Facebook will not make any changes to its policies around political advertising, including ones that allow politicians to lie in ads and micro-target specific audiences, the company announced on Thursday.

Facebook’s announcement follows intense pressure from lawmakers in the last few months over the company’s decisions to allow politicians to lie in Facebook ads.

Other large internet companies have changed their policies. In October 2019, Twitter banned all political advertising from its platform, and Google restricted micro-targeting of political ads on certain products.

“Ultimately, we don’t think decisions about political ads should be made by private companies, which is why we are arguing for regulation that would apply across the industry,” wrote Rob Leathern, Facebook’s director of product management, in a blog post announcing the company’s decision. “In the absence of regulation, Facebook and other companies are left to design their own policies. We have based ours on the principle that people should be able to hear from those who wish to lead them, warts and all, and that what they say should be scrutinized and debated in public."

The social media giant will instead add transparency features to its "ad library" - a public archive that the company set up in 2018, which allows anyone to see all the ads political campaigns run on Facebook and Instagram.

Some of the features that Facebook will add to its ad library over the next few months include letting people see the estimated target audience size for each political, electoral, or social issue advertisement, and the ability to search for those containing specific phrases. It will also allow people to see fewer political ads on Facebook and Instagram, something the company claims is a common request it hears from users.

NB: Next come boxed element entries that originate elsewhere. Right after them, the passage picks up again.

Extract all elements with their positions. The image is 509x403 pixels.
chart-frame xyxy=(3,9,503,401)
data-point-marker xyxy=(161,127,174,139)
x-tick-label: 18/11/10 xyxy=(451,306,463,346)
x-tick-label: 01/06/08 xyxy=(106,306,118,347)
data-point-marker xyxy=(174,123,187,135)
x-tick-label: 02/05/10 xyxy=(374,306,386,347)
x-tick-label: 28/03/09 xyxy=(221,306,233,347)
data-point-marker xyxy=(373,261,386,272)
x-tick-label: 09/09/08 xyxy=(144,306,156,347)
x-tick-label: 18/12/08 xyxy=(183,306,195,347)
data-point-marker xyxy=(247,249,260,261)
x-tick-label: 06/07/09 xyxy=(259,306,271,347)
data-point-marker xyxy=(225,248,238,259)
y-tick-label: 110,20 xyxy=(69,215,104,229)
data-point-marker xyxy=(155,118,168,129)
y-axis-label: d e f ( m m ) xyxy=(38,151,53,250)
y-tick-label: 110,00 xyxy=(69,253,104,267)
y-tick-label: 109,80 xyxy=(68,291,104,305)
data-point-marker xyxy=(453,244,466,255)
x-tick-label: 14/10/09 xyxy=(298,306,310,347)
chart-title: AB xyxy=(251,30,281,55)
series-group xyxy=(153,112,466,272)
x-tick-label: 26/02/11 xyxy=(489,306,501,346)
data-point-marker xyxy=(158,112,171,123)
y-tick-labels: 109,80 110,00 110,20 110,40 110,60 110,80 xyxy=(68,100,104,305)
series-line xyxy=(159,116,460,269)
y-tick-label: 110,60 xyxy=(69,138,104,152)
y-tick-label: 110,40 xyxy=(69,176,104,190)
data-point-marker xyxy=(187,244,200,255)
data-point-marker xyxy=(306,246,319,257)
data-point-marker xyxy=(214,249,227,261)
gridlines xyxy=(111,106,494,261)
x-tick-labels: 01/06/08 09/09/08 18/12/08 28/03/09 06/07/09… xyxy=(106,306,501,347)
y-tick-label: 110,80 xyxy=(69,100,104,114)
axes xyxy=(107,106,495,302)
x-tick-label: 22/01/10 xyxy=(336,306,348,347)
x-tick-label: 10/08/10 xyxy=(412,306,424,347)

Facebook has faced global scrutiny over political advertising on its platform.

In an internal memo obtained by the New York Times earlier this week, longtime Facebook executive Andrew “Boz” Bosworth credited Facebook with Donald Trump’s success in the 2016 election and said that Trump won because “he ran the single best digital ad campaign I’ve ever seen from any advertiser.”

In the blog post announcing the decision, the company said it is "not deaf" to criticism and will work with policymakers "in our ongoing efforts to help protect elections."